Sound Energy Event 1:A period of low sound
energy, followed by a step edge attack or a single window slope attack,
subsequently followed by a window of slope decay or step edge decay,
within n windows of the attack.
Sound Energy Event 2:Slope attack for a minimum of n windows, followed by a period of sustained or
general energy.
Sound Energy Event 3:A period of low sound energy, followed by
a step edge attack or a single window slope attack, subsequently
followed by a period of n windows of
sustained sound energy.
Sound Energy Event 4:Slope attack for a minimum of n windows, followed by a window of slope decay or
step edge decay, within n windows of the
attack.
The optimum neighborhood (window) size for the labeling of segment dynamics and for the sound energy event detection was determined by running the detection algorithm on a sample audio track taken from the The Mummy and comparing the results with the manually determined ground truth. The best performance was achieved using a window size of 9, corresponding to a window of 0.9s, with a tolerance of 80%, and using a minimum of 2 windows to detect the slope attack for sound energy events 2 and 3.
The algorithm was used to detect the sound energy events for the audio segments detailed in Section 3.1. For each film, the true positives, false positives, and false negatives were determined. The true positives (TP) are the sound energy events detected by the algorithm that were confirmed by the ground truth also to correspond to a symbolic meaning. The false negatives (FN) or misses correspond to the ground truth symbolic energy events that were not detected by the algorithm. The false positives (FP) detected by the algorithm are split into two sets: The FP events detected by the algorithm that display the sound dynamics of the events, yet do not correctly exhibit the affect or the meaning that corresponds to the energy event, are termed as negative affect events.
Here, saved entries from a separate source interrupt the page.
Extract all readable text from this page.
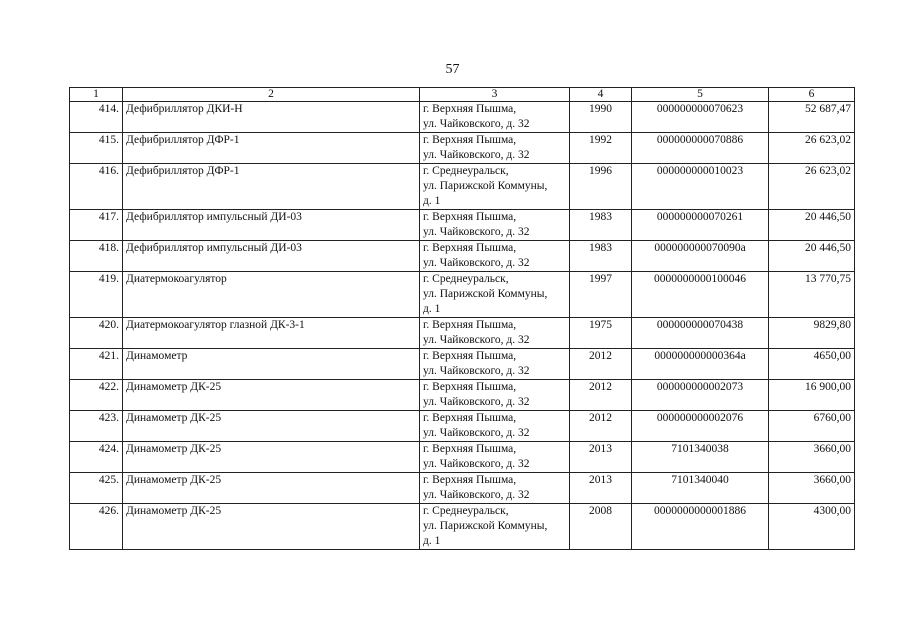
57
1	2	3	4	5	6
414.	Дефибриллятор ДКИ-Н	г. Верхняя Пышма,
ул. Чайковского, д. 32	1990	000000000070623	52 687,47
415.	Дефибриллятор ДФР-1	г. Верхняя Пышма,
ул. Чайковского, д. 32	1992	000000000070886	26 623,02
416.	Дефибриллятор ДФР-1	г. Среднеуральск,
ул. Парижской Коммуны,
д. 1	1996	000000000010023	26 623,02
417.	Дефибриллятор импульсный ДИ-03	г. Верхняя Пышма,
ул. Чайковского, д. 32	1983	000000000070261	20 446,50
418.	Дефибриллятор импульсный ДИ-03	г. Верхняя Пышма,
ул. Чайковского, д. 32	1983	000000000070090а	20 446,50
419.	Диатермокоагулятор	г. Среднеуральск,
ул. Парижской Коммуны,
д. 1	1997	0000000000100046	13 770,75
420.	Диатермокоагулятор глазной ДК-3-1	г. Верхняя Пышма,
ул. Чайковского, д. 32	1975	000000000070438	9829,80
421.	Динамометр	г. Верхняя Пышма,
ул. Чайковского, д. 32	2012	000000000000364а	4650,00
422.	Динамометр ДК-25	г. Верхняя Пышма,
ул. Чайковского, д. 32	2012	000000000002073	16 900,00
423.	Динамометр ДК-25	г. Верхняя Пышма,
ул. Чайковского, д. 32	2012	000000000002076	6760,00
424.	Динамометр ДК-25	г. Верхняя Пышма,
ул. Чайковского, д. 32	2013	7101340038	3660,00
425.	Динамометр ДК-25	г. Верхняя Пышма,
ул. Чайковского, д. 32	2013	7101340040	3660,00
426.	Динамометр ДК-25	г. Среднеуральск,
ул. Парижской Коммуны,
д. 1	2008	0000000000001886	4300,00
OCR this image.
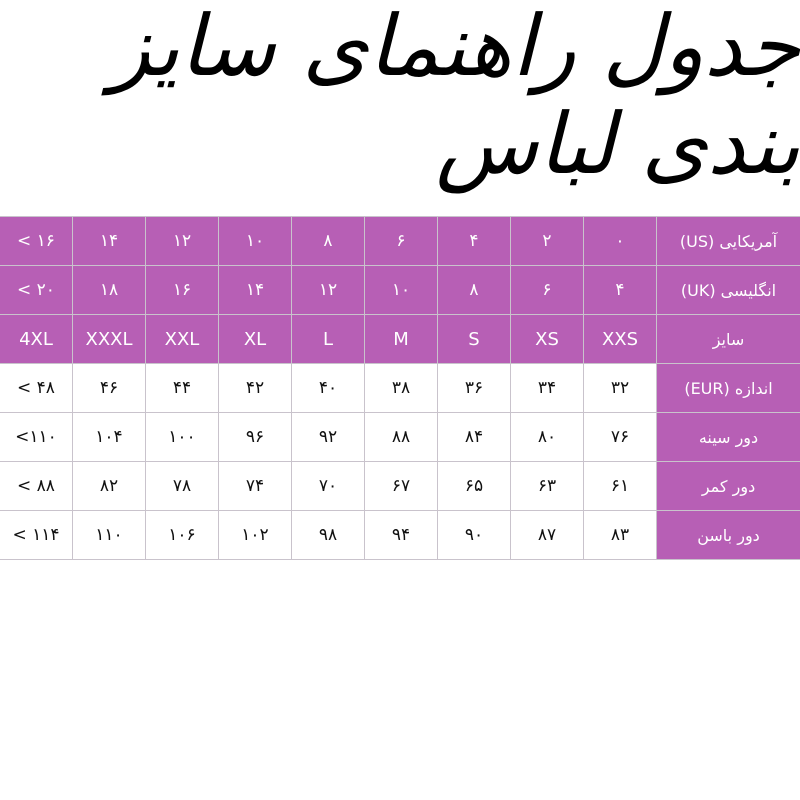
جدول راهنمای سایز بندی لباس
< ۱۶	۱۴	۱۲	۱۰	۸	۶	۴	۲	۰	آمریکایی (US)
< ۲۰	۱۸	۱۶	۱۴	۱۲	۱۰	۸	۶	۴	انگلیسی (UK)
4XL	XXXL	XXL	XL	L	M	S	XS	XXS	سایز
< ۴۸	۴۶	۴۴	۴۲	۴۰	۳۸	۳۶	۳۴	۳۲	اندازه (EUR)
<۱۱۰	۱۰۴	۱۰۰	۹۶	۹۲	۸۸	۸۴	۸۰	۷۶	دور سینه
< ۸۸	۸۲	۷۸	۷۴	۷۰	۶۷	۶۵	۶۳	۶۱	دور کمر
< ۱۱۴	۱۱۰	۱۰۶	۱۰۲	۹۸	۹۴	۹۰	۸۷	۸۳	دور باسن
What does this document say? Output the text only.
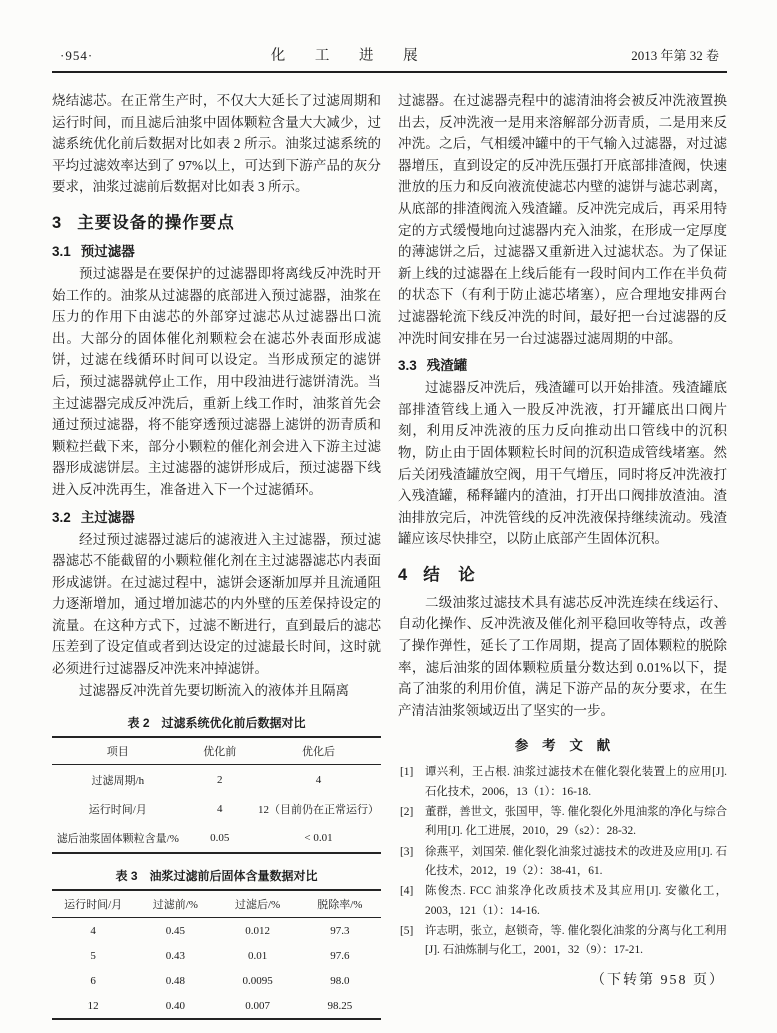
·954·	化 工 进 展	2013 年第 32 卷

烧结滤芯。在正常生产时，不仅大大延长了过滤周期和运行时间，而且滤后油浆中固体颗粒含量大大减少，过滤系统优化前后数据对比如表 2 所示。油浆过滤系统的平均过滤效率达到了 97%以上，可达到下游产品的灰分要求，油浆过滤前后数据对比如表 3 所示。

3 主要设备的操作要点
3.1 预过滤器

预过滤器是在要保护的过滤器即将离线反冲洗时开始工作的。油浆从过滤器的底部进入预过滤器，油浆在压力的作用下由滤芯的外部穿过滤芯从过滤器出口流出。大部分的固体催化剂颗粒会在滤芯外表面形成滤饼，过滤在线循环时间可以设定。当形成预定的滤饼后，预过滤器就停止工作，用中段油进行滤饼清洗。当主过滤器完成反冲洗后，重新上线工作时，油浆首先会通过预过滤器，将不能穿透预过滤器上滤饼的沥青质和颗粒拦截下来，部分小颗粒的催化剂会进入下游主过滤器形成滤饼层。主过滤器的滤饼形成后，预过滤器下线进入反冲洗再生，准备进入下一个过滤循环。

3.2 主过滤器

经过预过滤器过滤后的滤液进入主过滤器，预过滤器滤芯不能截留的小颗粒催化剂在主过滤器滤芯内表面形成滤饼。在过滤过程中，滤饼会逐渐加厚并且流通阻力逐渐增加，通过增加滤芯的内外壁的压差保持设定的流量。在这种方式下，过滤不断进行，直到最后的滤芯压差到了设定值或者到达设定的过滤最长时间，这时就必须进行过滤器反冲洗来冲掉滤饼。

过滤器反冲洗首先要切断流入的液体并且隔离

表 2　过滤系统优化前后数据对比
项目	优化前	优化后
过滤周期/h	2	4
运行时间/月	4	12（目前仍在正常运行）
滤后油浆固体颗粒含量/%	0.05	< 0.01
表 3　油浆过滤前后固体含量数据对比
运行时间/月	过滤前/%	过滤后/%	脱除率/%
4	0.45	0.012	97.3
5	0.43	0.01	97.6
6	0.48	0.0095	98.0
12	0.40	0.007	98.25

过滤器。在过滤器壳程中的滤清油将会被反冲洗液置换出去，反冲洗液一是用来溶解部分沥青质，二是用来反冲洗。之后，气相缓冲罐中的干气输入过滤器，对过滤器增压，直到设定的反冲洗压强打开底部排渣阀，快速泄放的压力和反向液流使滤芯内壁的滤饼与滤芯剥离，从底部的排渣阀流入残渣罐。反冲洗完成后，再采用特定的方式缓慢地向过滤器内充入油浆，在形成一定厚度的薄滤饼之后，过滤器又重新进入过滤状态。为了保证新上线的过滤器在上线后能有一段时间内工作在半负荷的状态下（有利于防止滤芯堵塞），应合理地安排两台过滤器轮流下线反冲洗的时间，最好把一台过滤器的反冲洗时间安排在另一台过滤器过滤周期的中部。

3.3 残渣罐

过滤器反冲洗后，残渣罐可以开始排渣。残渣罐底部排渣管线上通入一股反冲洗液，打开罐底出口阀片刻，利用反冲洗液的压力反向推动出口管线中的沉积物，防止由于固体颗粒长时间的沉积造成管线堵塞。然后关闭残渣罐放空阀，用干气增压，同时将反冲洗液打入残渣罐，稀释罐内的渣油，打开出口阀排放渣油。渣油排放完后，冲洗管线的反冲洗液保持继续流动。残渣罐应该尽快排空，以防止底部产生固体沉积。

4 结　论

二级油浆过滤技术具有滤芯反冲洗连续在线运行、自动化操作、反冲洗液及催化剂平稳回收等特点，改善了操作弹性，延长了工作周期，提高了固体颗粒的脱除率，滤后油浆的固体颗粒质量分数达到 0.01%以下，提高了油浆的利用价值，满足下游产品的灰分要求，在生产清洁油浆领域迈出了坚实的一步。

参 考 文 献
[1] 谭兴利，王占根. 油浆过滤技术在催化裂化装置上的应用[J]. 石化技术，2006，13（1）：16-18.
[2] 董群，善世文，张国甲，等. 催化裂化外甩油浆的净化与综合利用[J]. 化工进展，2010，29（s2）：28-32.
[3] 徐燕平，刘国荣. 催化裂化油浆过滤技术的改进及应用[J]. 石化技术，2012，19（2）：38-41，61.
[4] 陈俊杰. FCC 油浆净化改质技术及其应用[J]. 安徽化工，2003，121（1）：14-16.
[5] 许志明，张立，赵锁奇，等. 催化裂化油浆的分离与化工利用[J]. 石油炼制与化工，2001，32（9）：17-21.
（下转第 958 页）
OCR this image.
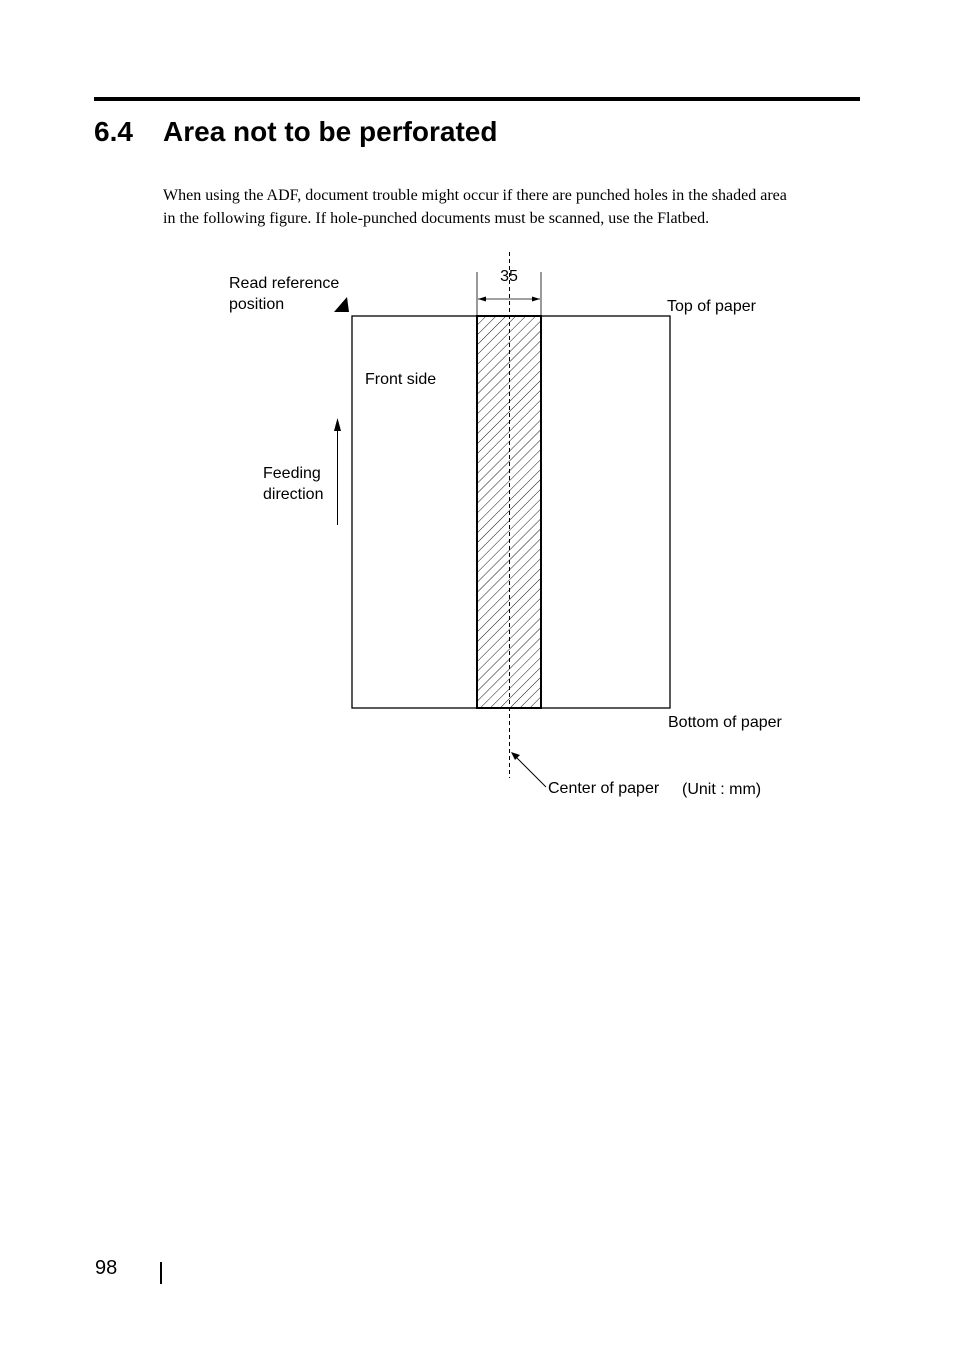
6.4 Area not to be perforated

When using the ADF, document trouble might occur if there are punched holes in the shaded area
in the following figure. If hole-punched documents must be scanned, use the Flatbed.

35
Read reference
position	Top of paper
Front side
Feeding
direction
Bottom of paper
Center of paper (Unit : mm)
98
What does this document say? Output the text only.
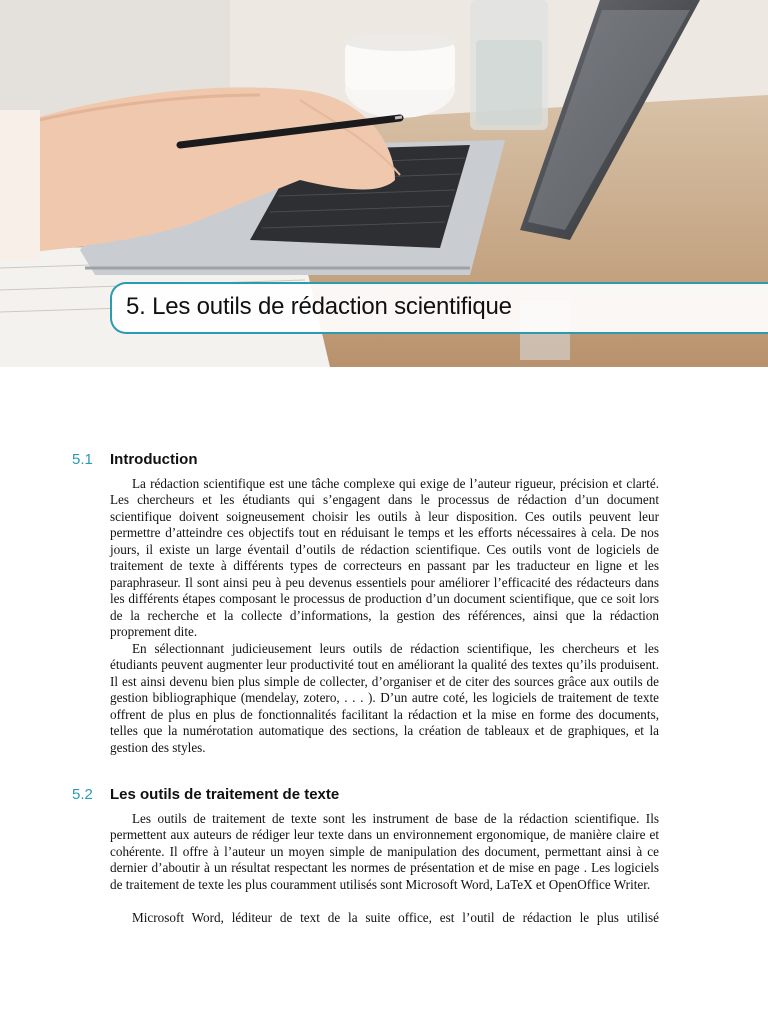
5. Les outils de rédaction scientifique
5.1 Introduction

La rédaction scientifique est une tâche complexe qui exige de l’auteur rigueur, précision et clarté. Les chercheurs et les étudiants qui s’engagent dans le processus de rédaction d’un document scientifique doivent soigneusement choisir les outils à leur disposition. Ces outils peuvent leur permettre d’atteindre ces objectifs tout en réduisant le temps et les efforts nécessaires à cela. De nos jours, il existe un large éventail d’outils de rédaction scientifique. Ces outils vont de logiciels de traitement de texte à différents types de correcteurs en passant par les traducteur en ligne et les paraphraseur. Il sont ainsi peu à peu devenus essentiels pour améliorer l’efficacité des rédacteurs dans les différents étapes composant le processus de production d’un document scientifique, que ce soit lors de la recherche et la collecte d’informations, la gestion des références, ainsi que la rédaction proprement dite.

En sélectionnant judicieusement leurs outils de rédaction scientifique, les chercheurs et les étudiants peuvent augmenter leur productivité tout en améliorant la qualité des textes qu’ils produisent. Il est ainsi devenu bien plus simple de collecter, d’organiser et de citer des sources grâce aux outils de gestion bibliographique (mendelay, zotero, . . . ). D’un autre coté, les logiciels de traitement de texte offrent de plus en plus de fonctionnalités facilitant la rédaction et la mise en forme des documents, telles que la numérotation automatique des sections, la création de tableaux et de graphiques, et la gestion des styles.

5.2 Les outils de traitement de texte

Les outils de traitement de texte sont les instrument de base de la rédaction scientifique. Ils permettent aux auteurs de rédiger leur texte dans un environnement ergonomique, de manière claire et cohérente. Il offre à l’auteur un moyen simple de manipulation des document, permettant ainsi à ce dernier d’aboutir à un résultat respectant les normes de présentation et de mise en page . Les logiciels de traitement de texte les plus couramment utilisés sont Microsoft Word, LaTeX et OpenOffice Writer.

Microsoft Word, léditeur de text de la suite office, est l’outil de rédaction le plus utilisé
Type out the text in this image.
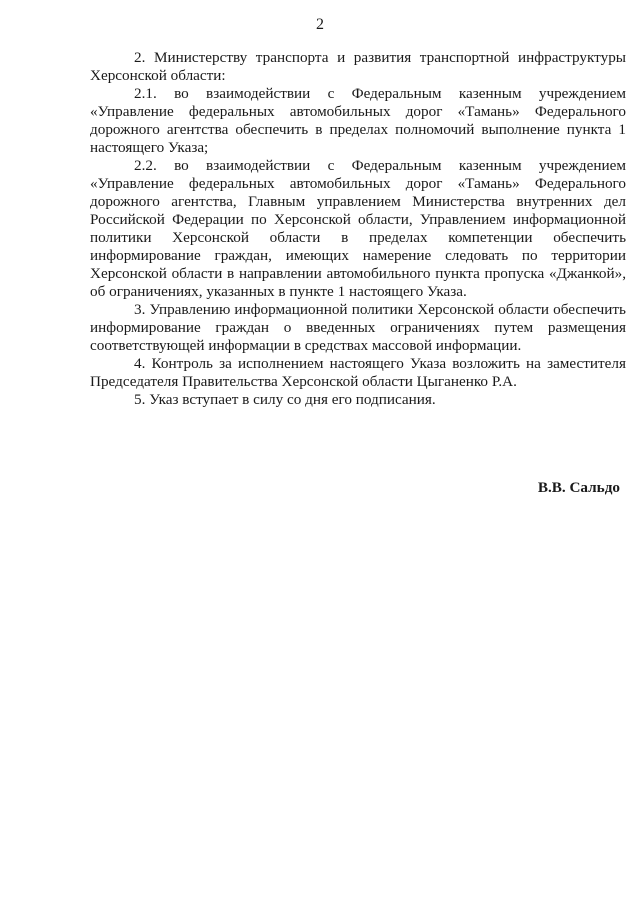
2

2. Министерству транспорта и развития транспортной инфраструктуры Херсонской области:

2.1. во взаимодействии с Федеральным казенным учреждением «Управление федеральных автомобильных дорог «Тамань» Федерального дорожного агентства обеспечить в пределах полномочий выполнение пункта 1 настоящего Указа;

2.2. во взаимодействии с Федеральным казенным учреждением «Управление федеральных автомобильных дорог «Тамань» Федерального дорожного агентства, Главным управлением Министерства внутренних дел Российской Федерации по Херсонской области, Управлением информационной политики Херсонской области в пределах компетенции обеспечить информирование граждан, имеющих намерение следовать по территории Херсонской области в направлении автомобильного пункта пропуска «Джанкой», об ограничениях, указанных в пункте 1 настоящего Указа.

3. Управлению информационной политики Херсонской области обеспечить информирование граждан о введенных ограничениях путем размещения соответствующей информации в средствах массовой информации.

4. Контроль за исполнением настоящего Указа возложить на заместителя Председателя Правительства Херсонской области Цыганенко Р.А.

5. Указ вступает в силу со дня его подписания.

В.В. Сальдо
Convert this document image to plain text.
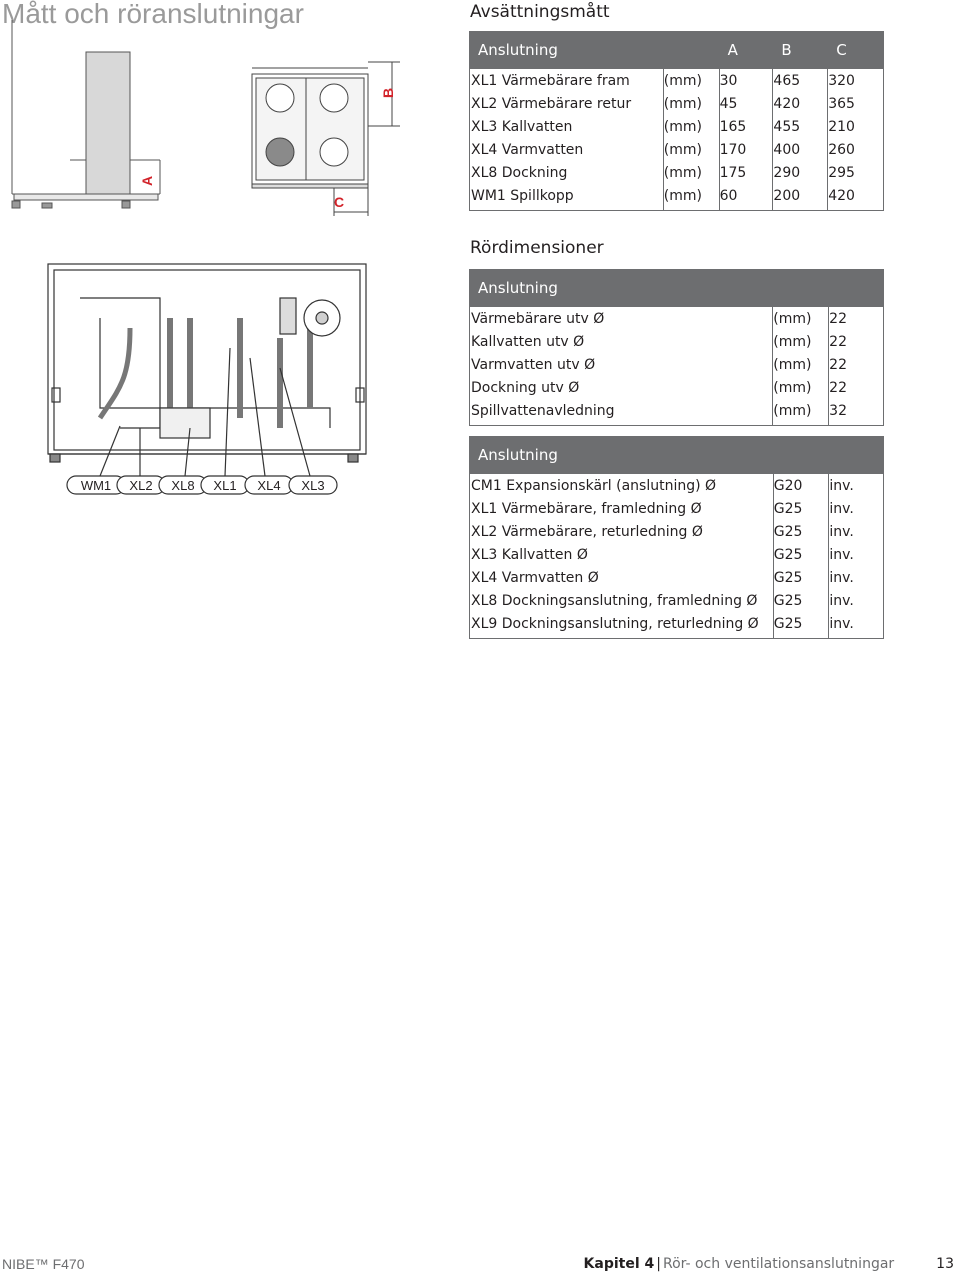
Mått och röranslutningar
A
B
C
WM1 XL2 XL8 XL1 XL4 XL3
Avsättningsmått
Anslutning		A	B	C
XL1 Värmebärare fram	(mm)	30	465	320
XL2 Värmebärare retur	(mm)	45	420	365
XL3 Kallvatten	(mm)	165	455	210
XL4 Varmvatten	(mm)	170	400	260
XL8 Dockning	(mm)	175	290	295
WM1 Spillkopp	(mm)	60	200	420
Rördimensioner
Anslutning		
Värmebärare utv Ø	(mm)	22
Kallvatten utv Ø	(mm)	22
Varmvatten utv Ø	(mm)	22
Dockning utv Ø	(mm)	22
Spillvattenavledning	(mm)	32
Anslutning		
CM1 Expansionskärl (anslutning) Ø	G20	inv.
XL1 Värmebärare, framledning Ø	G25	inv.
XL2 Värmebärare, returledning Ø	G25	inv.
XL3 Kallvatten Ø	G25	inv.
XL4 Varmvatten Ø	G25	inv.
XL8 Dockningsanslutning, framledning Ø	G25	inv.
XL9 Dockningsanslutning, returledning Ø	G25	inv.
NIBE™ F470	Kapitel 4 | Rör- och ventilationsanslutningar	13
The “other” category of the false positives corresponds to sections of the film audio that are erroneously detected as energy events.
Table 2 displays results for the automatic detection of the sound energy events for each of the audio tracks analyzed. While the detection rates of the sound events varied significantly, from 61% for track 1 of Pitch Black to 83% for the track 1 of The Mummy, an average of 71% of the sound energy events determined in the ground truth were automatically correctly detected.
Table 2: Results of automatic detection of sound energy events.
|
Table 3: Classification accuracy for the event type detection.
|
Table 4: Data support for the sound energy events and their
affect.
|
This paper proposes a method to automatically search the audio track of film for affective sound events characterised by the dynamics of the sound energy of the audio. Four sound energy events are proposed that correspond to specific affect and symbolic meaning in films from the horror genre. While the sound dynamics that characterise the sound energy events do not solely occur when the proposed affect is present in the film, our experimental results from film audio tracks show that the majority of the occurrences of the sound energy events do coincide with the affect evoked.